À la lumière de la preuve, le Tribunal retient que l’Employée souffre d’une dépendance à l’alcool, répondant ainsi à la notion d’handicap en vertu des lois sur les droits de la personne, et ce, malgré qu’aucune expertise n’ait été administrée à l’audience. Se penchant ensuite sur l’obligation d’accommodement de l’employeur, le Tribunal rappelle que celle-ci naît uniquement lorsqu’un employeur a connaissance du handicap de son employé. Ladite connaissance de l’employeur du handicap peut être acquise de différentes façons, sans nécessairement avoir recours à la preuve médicale.

Or, selon l’appréciation des faits du Tribunal, le congédiement de l’Employée survient environ deux mois après son accident. Pendant ce délai, l’employeur avait été mis au fait de la source de l’accident, de la reconnaissance par l’Employée d’un problème de consommation, de la réussite de sa cure de désintoxication et de la remise d’un certificat médical attestant de son trouble relié à l’usage de substances, soit l’alcool. Le Tribunal souligne d’ailleurs que l’employeur n’a jamais avisé l’Employée qu’il jugeait que le certificat médical qu’elle lui avait remis n’était pas suffisant pour établir qu’elle souffrait d’alcoolisme.
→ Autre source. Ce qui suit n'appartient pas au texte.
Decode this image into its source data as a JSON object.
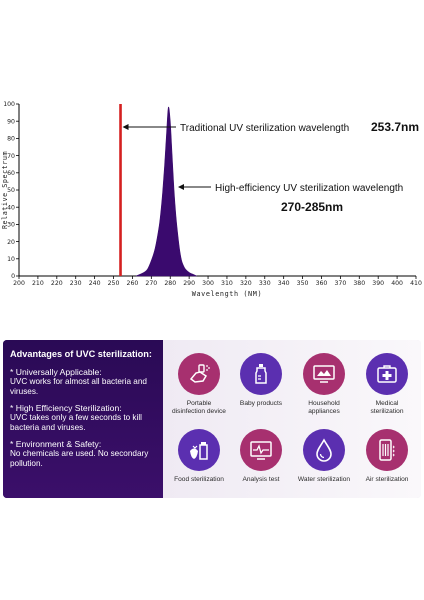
{
  "chart_data": {
    "type": "area",
    "xlabel": "Wavelength (NM)",
    "ylabel": "Relative Spectrum",
    "xlim": [
      200,
      410
    ],
    "ylim": [
      0,
      100
    ],
    "x_ticks": [
      200,
      210,
      220,
      230,
      240,
      250,
      260,
      270,
      280,
      290,
      300,
      310,
      320,
      330,
      340,
      350,
      360,
      370,
      380,
      390,
      400,
      410
    ],
    "y_ticks": [
      0,
      10,
      20,
      30,
      40,
      50,
      60,
      70,
      80,
      90,
      100
    ],
    "series": [
      {
        "x": [
          262,
          266,
          268,
          270,
          272,
          274,
          275,
          276,
          277,
          278,
          279,
          280,
          281,
          282,
          283,
          284,
          285,
          286,
          287,
          288,
          290,
          292,
          294
        ],
        "y": [
          0,
          2,
          4,
          9,
          16,
          28,
          37,
          49,
          64,
          82,
          98,
          90,
          70,
          50,
          35,
          24,
          15,
          9,
          6,
          4,
          2,
          1,
          0
        ],
        "color": "#3a0a6e"
      }
    ],
    "vline": {
      "x": 253.7,
      "color": "#d42020"
    },
    "annotations": [
      {
        "text": "Traditional UV sterilization wavelength",
        "value": "253.7nm"
      },
      {
        "text": "High-efficiency UV sterilization wavelength",
        "value": "270-285nm"
      }
    ]
  },
  "panel": {
    "title": "Advantages of UVC sterilization:",
    "items": [
      {
        "head": "* Universally Applicable:",
        "text": "UVC works for almost all bacteria and viruses."
      },
      {
        "head": "* High Efficiency Sterilization:",
        "text": "UVC takes only a few seconds to kill bacteria and viruses."
      },
      {
        "head": "* Environment & Safety:",
        "text": "No chemicals are used. No secondary pollution."
      }
    ],
    "features": [
      {
        "label": "Portable\ndisinfection device",
        "icon": "hand-spray-icon",
        "color": "#a7306f"
      },
      {
        "label": "Baby products",
        "icon": "baby-bottle-icon",
        "color": "#5b2fb0"
      },
      {
        "label": "Household\nappliances",
        "icon": "tv-icon",
        "color": "#a7306f"
      },
      {
        "label": "Medical\nsterilization",
        "icon": "medical-kit-icon",
        "color": "#5b2fb0"
      },
      {
        "label": "Food sterilization",
        "icon": "food-icon",
        "color": "#5b2fb0"
      },
      {
        "label": "Analysis test",
        "icon": "monitor-chart-icon",
        "color": "#a7306f"
      },
      {
        "label": "Water sterilization",
        "icon": "water-drop-icon",
        "color": "#5b2fb0"
      },
      {
        "label": "Air sterilization",
        "icon": "air-purifier-icon",
        "color": "#a7306f"
      }
    ]
  }
}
Ainsi, le Tribunal accueille le grief et ordonne la réintégration de l’Employée. La sanction prédéterminée à la convention collective ne permet pas de se soustraire à l’application de la législation sur les droits de la personne. Puisque l’employeur avait connaissance du handicap de l’Employée au moment du congédiement, il se devait de considérer le dossier sous l’angle administratif, comme une maladie, plutôt que comme une mesure disciplinaire, et de débuter une démarche sérieuse en vue de déterminer s’il pouvait raisonnablement accommoder l’Employée sans en subir une contrainte excessive.
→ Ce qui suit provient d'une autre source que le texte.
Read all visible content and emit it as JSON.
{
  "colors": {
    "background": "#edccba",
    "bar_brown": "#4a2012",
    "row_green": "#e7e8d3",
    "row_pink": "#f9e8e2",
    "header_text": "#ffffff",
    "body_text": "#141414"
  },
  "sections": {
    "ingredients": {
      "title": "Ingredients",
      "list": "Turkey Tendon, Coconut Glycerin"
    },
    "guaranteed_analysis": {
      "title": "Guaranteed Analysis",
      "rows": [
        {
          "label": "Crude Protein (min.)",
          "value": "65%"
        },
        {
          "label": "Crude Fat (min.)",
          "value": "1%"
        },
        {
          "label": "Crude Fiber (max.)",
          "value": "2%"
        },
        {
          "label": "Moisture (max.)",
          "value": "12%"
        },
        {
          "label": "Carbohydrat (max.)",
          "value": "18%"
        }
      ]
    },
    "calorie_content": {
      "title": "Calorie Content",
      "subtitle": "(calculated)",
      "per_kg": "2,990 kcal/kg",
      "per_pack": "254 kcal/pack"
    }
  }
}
Cette décision fait présentement l’objet d’un pourvoi en contrôle judiciaire.

À retenir

Cette décision rappelle aux employeurs québécois qu’ils ne peuvent se limiter à appliquer les sanctions prédéterminées à la convention collective, puisque toute disposition conventionnelle demeure soumise aux lois sur les droits de la personne. Les dossiers impliquant des questions de dépendance à l’alcool et aux drogues sont délicats et l’évaluation de chaque cas d’espèce est de mise. En présence d’un certificat médical qu’ils jugent insuffisant, les employeurs devraient s’assurer de demander des précisions, surtout s’il doit en résulter des mesures d’accommodement.
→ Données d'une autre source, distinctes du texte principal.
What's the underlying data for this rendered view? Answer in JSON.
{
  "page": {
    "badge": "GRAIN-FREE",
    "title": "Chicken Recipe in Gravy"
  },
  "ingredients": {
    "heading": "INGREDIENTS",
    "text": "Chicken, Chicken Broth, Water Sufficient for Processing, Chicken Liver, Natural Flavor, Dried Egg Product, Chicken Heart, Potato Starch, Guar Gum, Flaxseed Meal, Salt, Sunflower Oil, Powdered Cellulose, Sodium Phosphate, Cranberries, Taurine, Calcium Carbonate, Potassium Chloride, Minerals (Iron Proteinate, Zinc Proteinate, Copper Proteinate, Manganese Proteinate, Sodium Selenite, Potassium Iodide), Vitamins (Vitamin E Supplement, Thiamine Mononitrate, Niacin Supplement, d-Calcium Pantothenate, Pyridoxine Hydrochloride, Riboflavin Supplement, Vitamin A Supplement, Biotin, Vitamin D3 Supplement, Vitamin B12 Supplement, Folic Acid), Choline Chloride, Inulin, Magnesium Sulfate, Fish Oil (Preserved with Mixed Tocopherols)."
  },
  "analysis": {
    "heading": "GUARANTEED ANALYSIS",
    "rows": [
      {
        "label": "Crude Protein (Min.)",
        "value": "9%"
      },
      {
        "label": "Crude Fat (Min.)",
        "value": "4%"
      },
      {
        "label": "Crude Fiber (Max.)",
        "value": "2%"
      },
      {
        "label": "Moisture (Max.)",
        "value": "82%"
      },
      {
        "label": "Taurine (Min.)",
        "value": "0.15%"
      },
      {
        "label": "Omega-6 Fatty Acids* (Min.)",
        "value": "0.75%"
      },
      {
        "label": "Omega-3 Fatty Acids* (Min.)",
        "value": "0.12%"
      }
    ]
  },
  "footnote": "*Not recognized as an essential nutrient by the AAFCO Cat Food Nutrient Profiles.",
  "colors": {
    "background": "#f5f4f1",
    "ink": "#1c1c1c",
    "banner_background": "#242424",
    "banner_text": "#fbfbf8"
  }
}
Avant de procéder au congédiement d’un employé fautif, il est important pour l’employeur de considérer son obligation d’accommodement lorsqu’il est informé, directement ou indirectement par certains indices, que l’employé en question souffre d’une dépendance. Cela ne veut pas pour autant dire qu’un employeur devra toujours garder à son emploi un tel employé. En effet, si l’employeur est en mesure de démontrer que les mesures d’accommodement constituent une contrainte excessive, le congédiement pourra alors être justifié.  

Finalement, l’adoption d’une politique de tolérance zéro en matière de consommation d’alcool ou de drogues en milieu de travail demeure un aspect à ne pas négliger pour les employeurs. De fait, une telle politique envoie un message clair aux employés et elle peut énoncer qu’un employé doit divulguer sa dépendance avant que ne survienne un accident afin de pouvoir bénéficier de mesures d’accommodement. À titre d’exemple, dans Stewart c. Elk Valley Coal Corp[2], la Cour suprême du Canada n’a pas retenu la prétention selon laquelle le déni du salarié, caractéristique fréquente en matière de toxicomanie ou d’alcoolisme, l’empêchait d’informer son employeur de sa dépendance avant la survenance d’un accident puisque les faits de cette affaire démontraient que le salarié avait la capacité de respecter cette exigence de l’employeur. Le congédiement du salarié qui avait divulgué sa dépendance après la survenance d’un accident a été confirmé. Même s’il n’est pas acquis qu’une conclusion similaire aurait pu être tirée par l’arbitre dans le dossier sous étude en présence d’une politique similaire, celle-ci constitue tout de même un outil supplémentaire pour les employeurs dans leur gestion des enjeux de santé et de sécurité.


[1] Teamsters Québec, local 106 et 1641-9749 Québec inc., 2023 QCTA 304

[2] Stewart c. Elk Valley Coal Corp., 2017 CSC 30.